Teachers across Washington state prepare to strike over wages and conditions
25 August 2018
After enduring years of stagnant wages and rising enrollment, teachers and support staff in two districts in the US state of Washington have gone out on strike. School workers throughout most of the state have overwhelmingly authorized strikes if their demands for higher pay and smaller class sizes are not met.
Since May, many school boards in the state have been engaged in negotiations with teacher and support staff unions—almost all affiliates of the Washington Education Association (WEA), the state affiliate of the National Education Association—on contracts for the school year starting in September. The length of teacher contracts is staggered throughout the state to prevent the emergence of unified struggle of school workers statewide for better wages and conditions.
The unions are working to contain the anger of teachers and isolate and suppress any strikes that do break out.
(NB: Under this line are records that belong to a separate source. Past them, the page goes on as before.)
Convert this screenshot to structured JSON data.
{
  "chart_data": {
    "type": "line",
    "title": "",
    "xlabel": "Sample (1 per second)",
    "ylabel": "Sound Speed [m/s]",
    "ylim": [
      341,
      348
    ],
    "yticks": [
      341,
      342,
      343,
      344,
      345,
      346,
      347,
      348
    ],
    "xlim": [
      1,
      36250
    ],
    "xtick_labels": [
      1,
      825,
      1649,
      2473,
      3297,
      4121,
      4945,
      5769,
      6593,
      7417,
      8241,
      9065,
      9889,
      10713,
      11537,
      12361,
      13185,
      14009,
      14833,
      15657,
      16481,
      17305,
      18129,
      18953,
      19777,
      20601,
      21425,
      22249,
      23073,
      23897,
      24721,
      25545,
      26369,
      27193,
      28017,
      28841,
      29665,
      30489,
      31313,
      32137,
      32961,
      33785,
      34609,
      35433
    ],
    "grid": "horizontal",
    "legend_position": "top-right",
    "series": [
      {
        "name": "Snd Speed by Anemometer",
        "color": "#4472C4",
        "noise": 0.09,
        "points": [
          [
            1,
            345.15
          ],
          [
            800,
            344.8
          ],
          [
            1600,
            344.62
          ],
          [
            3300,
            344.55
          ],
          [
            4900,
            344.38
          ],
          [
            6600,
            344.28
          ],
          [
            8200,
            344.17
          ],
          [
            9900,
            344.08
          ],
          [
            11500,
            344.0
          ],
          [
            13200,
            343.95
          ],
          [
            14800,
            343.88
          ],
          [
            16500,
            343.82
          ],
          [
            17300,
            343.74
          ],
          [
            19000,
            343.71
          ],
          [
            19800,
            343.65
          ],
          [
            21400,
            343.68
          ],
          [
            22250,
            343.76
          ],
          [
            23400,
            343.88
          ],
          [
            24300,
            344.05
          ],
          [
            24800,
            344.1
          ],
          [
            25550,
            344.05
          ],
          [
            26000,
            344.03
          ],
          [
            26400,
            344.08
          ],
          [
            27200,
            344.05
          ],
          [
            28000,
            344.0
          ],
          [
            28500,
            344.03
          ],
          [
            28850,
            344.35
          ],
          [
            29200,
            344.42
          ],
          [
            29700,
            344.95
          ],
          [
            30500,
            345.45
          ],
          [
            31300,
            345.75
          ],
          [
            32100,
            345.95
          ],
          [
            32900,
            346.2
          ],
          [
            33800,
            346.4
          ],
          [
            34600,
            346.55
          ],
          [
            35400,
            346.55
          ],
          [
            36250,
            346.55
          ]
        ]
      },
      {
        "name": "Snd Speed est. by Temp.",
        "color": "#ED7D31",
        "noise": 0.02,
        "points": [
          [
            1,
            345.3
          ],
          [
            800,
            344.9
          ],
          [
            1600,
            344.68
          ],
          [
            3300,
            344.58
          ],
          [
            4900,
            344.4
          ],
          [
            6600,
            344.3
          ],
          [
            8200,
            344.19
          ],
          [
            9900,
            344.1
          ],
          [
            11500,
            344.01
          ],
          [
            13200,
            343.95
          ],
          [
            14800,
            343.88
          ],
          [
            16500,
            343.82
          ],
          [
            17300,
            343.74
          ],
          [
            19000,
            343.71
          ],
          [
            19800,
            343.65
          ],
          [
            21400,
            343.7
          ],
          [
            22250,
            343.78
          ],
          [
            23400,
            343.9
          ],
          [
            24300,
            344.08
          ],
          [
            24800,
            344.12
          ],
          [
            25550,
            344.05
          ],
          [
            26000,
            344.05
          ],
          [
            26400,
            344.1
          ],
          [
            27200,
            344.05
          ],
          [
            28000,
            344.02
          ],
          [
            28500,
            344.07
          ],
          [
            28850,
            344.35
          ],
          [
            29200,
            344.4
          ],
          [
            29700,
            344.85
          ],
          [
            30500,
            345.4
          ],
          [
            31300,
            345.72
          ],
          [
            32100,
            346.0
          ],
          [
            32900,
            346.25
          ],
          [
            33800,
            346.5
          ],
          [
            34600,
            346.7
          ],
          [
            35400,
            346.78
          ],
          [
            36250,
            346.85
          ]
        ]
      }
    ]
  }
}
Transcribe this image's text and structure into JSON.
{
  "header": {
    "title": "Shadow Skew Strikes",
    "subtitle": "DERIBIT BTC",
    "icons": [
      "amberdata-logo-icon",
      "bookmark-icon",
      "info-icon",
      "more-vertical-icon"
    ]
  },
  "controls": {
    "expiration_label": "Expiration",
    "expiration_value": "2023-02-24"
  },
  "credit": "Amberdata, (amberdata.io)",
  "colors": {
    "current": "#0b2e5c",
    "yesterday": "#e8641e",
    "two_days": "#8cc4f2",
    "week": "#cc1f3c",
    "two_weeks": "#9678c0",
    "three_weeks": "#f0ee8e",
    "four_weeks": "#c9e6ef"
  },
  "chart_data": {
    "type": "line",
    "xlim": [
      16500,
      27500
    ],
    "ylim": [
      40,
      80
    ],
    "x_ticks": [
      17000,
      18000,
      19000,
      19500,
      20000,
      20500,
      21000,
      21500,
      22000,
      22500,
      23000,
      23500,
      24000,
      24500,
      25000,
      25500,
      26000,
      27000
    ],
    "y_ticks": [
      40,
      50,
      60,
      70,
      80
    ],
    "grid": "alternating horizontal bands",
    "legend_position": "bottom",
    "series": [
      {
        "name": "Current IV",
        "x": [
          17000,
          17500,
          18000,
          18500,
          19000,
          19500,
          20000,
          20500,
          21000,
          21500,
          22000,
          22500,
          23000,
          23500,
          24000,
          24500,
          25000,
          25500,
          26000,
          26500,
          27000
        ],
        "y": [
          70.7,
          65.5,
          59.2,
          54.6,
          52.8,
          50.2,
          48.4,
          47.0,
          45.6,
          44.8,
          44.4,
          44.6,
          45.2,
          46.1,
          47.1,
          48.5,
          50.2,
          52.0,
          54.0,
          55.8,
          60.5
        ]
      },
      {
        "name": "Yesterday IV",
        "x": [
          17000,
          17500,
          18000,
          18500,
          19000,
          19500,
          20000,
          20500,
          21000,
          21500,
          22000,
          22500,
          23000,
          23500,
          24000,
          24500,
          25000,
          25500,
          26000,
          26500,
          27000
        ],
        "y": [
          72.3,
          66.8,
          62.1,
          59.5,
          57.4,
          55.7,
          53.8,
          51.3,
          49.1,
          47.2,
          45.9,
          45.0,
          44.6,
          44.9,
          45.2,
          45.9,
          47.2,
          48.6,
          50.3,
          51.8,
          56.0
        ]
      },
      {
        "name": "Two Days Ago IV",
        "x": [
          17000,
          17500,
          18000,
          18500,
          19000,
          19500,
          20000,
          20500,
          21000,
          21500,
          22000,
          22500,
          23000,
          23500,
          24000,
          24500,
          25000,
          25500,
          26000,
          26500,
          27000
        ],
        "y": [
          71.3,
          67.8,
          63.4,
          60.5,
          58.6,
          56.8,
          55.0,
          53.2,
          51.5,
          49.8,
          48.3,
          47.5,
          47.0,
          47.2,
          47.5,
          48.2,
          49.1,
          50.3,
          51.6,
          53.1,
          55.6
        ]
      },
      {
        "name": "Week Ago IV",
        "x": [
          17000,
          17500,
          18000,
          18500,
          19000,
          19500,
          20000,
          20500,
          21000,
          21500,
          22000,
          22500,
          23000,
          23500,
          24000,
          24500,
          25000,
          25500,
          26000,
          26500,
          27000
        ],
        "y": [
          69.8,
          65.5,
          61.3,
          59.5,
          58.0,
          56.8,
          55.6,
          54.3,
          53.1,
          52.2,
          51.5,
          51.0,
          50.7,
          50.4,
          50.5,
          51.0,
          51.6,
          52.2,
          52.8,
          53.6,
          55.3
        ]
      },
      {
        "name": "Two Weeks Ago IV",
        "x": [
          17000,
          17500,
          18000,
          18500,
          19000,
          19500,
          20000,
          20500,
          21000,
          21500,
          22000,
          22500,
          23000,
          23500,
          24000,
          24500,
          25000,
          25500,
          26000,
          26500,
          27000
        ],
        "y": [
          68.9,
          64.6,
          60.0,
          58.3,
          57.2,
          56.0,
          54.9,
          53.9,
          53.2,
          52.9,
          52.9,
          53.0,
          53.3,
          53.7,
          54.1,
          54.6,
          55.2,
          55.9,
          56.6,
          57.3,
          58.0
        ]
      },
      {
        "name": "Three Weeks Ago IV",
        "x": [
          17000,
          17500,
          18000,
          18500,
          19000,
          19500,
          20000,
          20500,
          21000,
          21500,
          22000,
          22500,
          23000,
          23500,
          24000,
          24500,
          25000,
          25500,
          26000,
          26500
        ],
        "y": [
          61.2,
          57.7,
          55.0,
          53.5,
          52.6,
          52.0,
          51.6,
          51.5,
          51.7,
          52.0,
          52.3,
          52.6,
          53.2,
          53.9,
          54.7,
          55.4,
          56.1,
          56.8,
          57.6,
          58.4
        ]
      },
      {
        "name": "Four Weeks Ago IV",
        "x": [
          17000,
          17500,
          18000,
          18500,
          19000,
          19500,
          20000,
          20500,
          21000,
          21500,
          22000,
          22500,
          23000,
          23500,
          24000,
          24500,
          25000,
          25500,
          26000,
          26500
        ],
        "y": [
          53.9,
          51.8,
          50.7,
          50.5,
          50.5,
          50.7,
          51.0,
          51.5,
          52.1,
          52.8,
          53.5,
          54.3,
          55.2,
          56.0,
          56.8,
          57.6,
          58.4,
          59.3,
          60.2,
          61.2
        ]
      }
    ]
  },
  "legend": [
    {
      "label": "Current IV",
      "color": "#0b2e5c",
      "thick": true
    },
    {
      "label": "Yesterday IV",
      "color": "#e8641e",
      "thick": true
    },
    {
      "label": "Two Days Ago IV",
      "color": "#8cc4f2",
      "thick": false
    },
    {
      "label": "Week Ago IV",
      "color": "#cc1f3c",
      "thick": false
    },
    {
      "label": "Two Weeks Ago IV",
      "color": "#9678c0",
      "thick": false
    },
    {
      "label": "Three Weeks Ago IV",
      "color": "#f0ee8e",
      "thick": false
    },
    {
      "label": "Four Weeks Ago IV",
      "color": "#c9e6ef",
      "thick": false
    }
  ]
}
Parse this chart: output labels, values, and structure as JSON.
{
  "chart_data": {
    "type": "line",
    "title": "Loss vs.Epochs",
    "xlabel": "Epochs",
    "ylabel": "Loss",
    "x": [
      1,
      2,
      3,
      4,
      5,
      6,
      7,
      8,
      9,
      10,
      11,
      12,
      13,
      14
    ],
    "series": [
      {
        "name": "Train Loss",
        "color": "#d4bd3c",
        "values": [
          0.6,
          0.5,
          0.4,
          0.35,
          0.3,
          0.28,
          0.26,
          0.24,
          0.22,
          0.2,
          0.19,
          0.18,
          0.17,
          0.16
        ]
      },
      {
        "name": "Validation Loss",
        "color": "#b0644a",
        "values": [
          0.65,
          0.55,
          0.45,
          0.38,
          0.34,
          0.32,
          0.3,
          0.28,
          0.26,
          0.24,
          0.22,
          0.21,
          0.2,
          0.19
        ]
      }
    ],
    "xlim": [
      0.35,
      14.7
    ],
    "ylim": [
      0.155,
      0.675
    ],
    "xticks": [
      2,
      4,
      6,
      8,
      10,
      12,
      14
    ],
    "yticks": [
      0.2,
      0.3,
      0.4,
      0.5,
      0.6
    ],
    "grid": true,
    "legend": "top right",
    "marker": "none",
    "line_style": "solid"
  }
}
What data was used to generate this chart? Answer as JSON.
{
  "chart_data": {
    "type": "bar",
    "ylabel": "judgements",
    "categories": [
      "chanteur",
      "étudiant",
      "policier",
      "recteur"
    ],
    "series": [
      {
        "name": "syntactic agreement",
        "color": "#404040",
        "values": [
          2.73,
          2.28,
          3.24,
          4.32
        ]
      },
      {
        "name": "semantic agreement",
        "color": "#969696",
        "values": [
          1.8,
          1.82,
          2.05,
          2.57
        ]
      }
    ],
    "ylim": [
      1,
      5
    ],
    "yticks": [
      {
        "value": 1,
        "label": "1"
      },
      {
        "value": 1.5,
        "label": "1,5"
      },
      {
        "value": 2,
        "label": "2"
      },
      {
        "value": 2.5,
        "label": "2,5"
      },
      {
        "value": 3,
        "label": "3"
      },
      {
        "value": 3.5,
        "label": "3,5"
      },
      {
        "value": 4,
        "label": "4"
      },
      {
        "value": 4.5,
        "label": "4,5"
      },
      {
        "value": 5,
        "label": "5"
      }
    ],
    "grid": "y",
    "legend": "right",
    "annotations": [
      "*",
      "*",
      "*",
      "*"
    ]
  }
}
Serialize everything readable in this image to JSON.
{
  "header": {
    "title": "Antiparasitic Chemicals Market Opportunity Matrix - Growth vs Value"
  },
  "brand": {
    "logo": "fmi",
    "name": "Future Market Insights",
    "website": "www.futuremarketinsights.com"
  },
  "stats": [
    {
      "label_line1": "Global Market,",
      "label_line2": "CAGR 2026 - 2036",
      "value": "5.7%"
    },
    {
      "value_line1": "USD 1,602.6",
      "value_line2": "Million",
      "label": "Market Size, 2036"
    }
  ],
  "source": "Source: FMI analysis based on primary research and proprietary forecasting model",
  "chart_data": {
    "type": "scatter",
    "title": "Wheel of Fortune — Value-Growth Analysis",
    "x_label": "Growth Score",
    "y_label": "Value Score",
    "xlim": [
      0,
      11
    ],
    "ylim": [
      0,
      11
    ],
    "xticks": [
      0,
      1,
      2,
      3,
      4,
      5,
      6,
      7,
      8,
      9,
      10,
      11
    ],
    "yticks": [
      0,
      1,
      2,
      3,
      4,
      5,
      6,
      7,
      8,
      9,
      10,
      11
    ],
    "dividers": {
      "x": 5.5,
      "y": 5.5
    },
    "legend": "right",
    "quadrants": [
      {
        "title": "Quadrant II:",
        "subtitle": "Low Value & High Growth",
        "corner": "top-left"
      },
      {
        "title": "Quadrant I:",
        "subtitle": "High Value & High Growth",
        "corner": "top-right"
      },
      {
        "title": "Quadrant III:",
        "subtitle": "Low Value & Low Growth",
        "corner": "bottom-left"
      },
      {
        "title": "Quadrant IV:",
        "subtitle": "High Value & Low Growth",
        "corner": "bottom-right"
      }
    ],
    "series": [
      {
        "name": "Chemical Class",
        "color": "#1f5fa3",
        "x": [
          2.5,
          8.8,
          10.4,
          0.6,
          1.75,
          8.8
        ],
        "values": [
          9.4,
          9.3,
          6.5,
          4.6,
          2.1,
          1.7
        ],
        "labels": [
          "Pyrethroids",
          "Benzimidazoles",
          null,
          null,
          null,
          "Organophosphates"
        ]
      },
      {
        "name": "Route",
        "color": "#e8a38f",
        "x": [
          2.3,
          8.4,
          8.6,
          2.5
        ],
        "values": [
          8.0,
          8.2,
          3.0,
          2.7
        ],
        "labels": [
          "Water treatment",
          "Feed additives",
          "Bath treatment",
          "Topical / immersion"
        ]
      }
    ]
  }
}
In the teachers’ strikes earlier this year—including in West Virginia, Oklahoma and Arizona—the unions worked to shut down opposition and prevent it from developing into a broader movement of teachers and the entire working class.
This year, contracts ended for Seattle, and school workers in most of the state are preparing to strike if their demands are not met. While demands vary from district to district, they generally include the demand that some of the additional education funding mandated by the state Supreme Court be used to provide more training, smaller class sizes, and long-overdue wage increases of at least 15 percent and 37 percent for teachers and support staff, respectively.